Throughout history down to the present, most gay-ish men haven't been high achievers, and there's no reason why they should have been.  (If not for AIDS, Kramer himself would probably have gone down in history as a minor playwright and Hollywood scriptwriter.  Not a wasted life, but not Alexander the Great either.)  When I read Ned Weeks's speech again after seeing the National Theatre clip, I was reminded of a similar coattails-riding you'll observe among fundamentalist Christians: they may be barely literate, but they "belong to a culture" of famous, highly learned and accomplished Christians.  They know very little about them, have never bothered to read their works, but they are validated because C. S. Lewis was a distinguished college professor and scholar.

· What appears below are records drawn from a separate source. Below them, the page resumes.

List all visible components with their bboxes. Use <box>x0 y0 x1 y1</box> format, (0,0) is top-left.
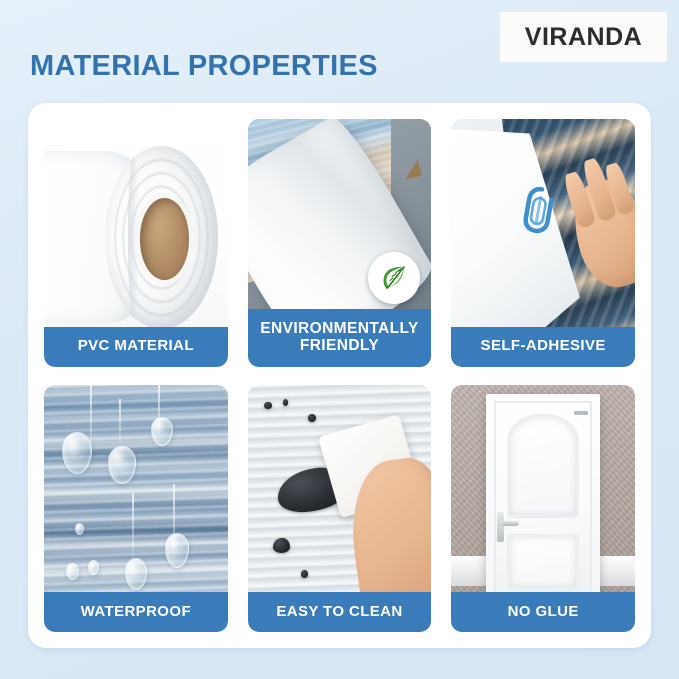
water-droplet <box>66 563 79 580</box>
water-droplet <box>108 446 136 483</box>
stain-spot <box>308 414 315 421</box>
water-droplet <box>62 432 91 474</box>
card-label-self-adhesive: SELF-ADHESIVE <box>451 327 635 367</box>
card-label-easy-to-clean: EASY TO CLEAN <box>248 592 432 632</box>
card-label-no-glue: NO GLUE <box>451 592 635 632</box>
stain-spot <box>301 570 308 577</box>
cardboard-core <box>140 198 190 280</box>
stain-spot <box>273 538 290 553</box>
feature-card-environmentally-friendly[interactable]: ENVIRONMENTALLYFRIENDLY <box>248 119 432 367</box>
feature-grid: PVC MATERIAL <box>44 119 635 632</box>
feature-card-no-glue[interactable]: NO GLUE <box>451 385 635 633</box>
card-label-environmentally-friendly: ENVIRONMENTALLYFRIENDLY <box>248 309 432 367</box>
door-frame <box>486 394 600 599</box>
door-slab <box>494 401 592 600</box>
stain-spot <box>264 402 271 409</box>
feature-card-pvc-material[interactable]: PVC MATERIAL <box>44 119 228 367</box>
water-droplet <box>151 417 173 447</box>
leaf-icon <box>368 252 420 304</box>
card-label-pvc-material: PVC MATERIAL <box>44 327 228 367</box>
feature-card-waterproof[interactable]: WATERPROOF <box>44 385 228 633</box>
page-title: MATERIAL PROPERTIES <box>30 50 378 83</box>
feature-card-easy-to-clean[interactable]: EASY TO CLEAN <box>248 385 432 633</box>
stain-spot <box>283 399 289 405</box>
card-label-waterproof: WATERPROOF <box>44 592 228 632</box>
brand-logo-box: VIRANDA <box>500 12 667 62</box>
door-handle-icon <box>497 512 504 542</box>
feature-card-self-adhesive[interactable]: SELF-ADHESIVE <box>451 119 635 367</box>
feature-panel: PVC MATERIAL <box>28 103 651 648</box>
brand-logo-text: VIRANDA <box>525 23 642 52</box>
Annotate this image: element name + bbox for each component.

Maybe I should stress that I situate myself in gay history.  I'm aware of my predecessors, and I'm dependent on and grateful to the work of scholars who've broadened and deepened our knowledge of the erastai/eromenoi, arsenokoitai, sodomites, buggers, sapphists, inverts, hijra, llamana, katoey, jotas, maricones, marimachas, toms/dees, and others whose lives make up the history.  It's not a simple unitary history, it's a big hot mess, which Kramer's simplifications dishonor and diminish. He accused queer theorists of erasing gay history, but that's another of his lies: most of the work that has begun to fill out our knowledge over the past forty and more years was done by scholars who at least pledged allegiance to queer theory.  You can no more do justice to our lives by denying our sexuality than by centralizing it -- but then why not centralize it?  Gay people who say we're just like straights except for what we do in bed are reducing us to our sexuality, and also pretending that we are all alike when we are as various as straights.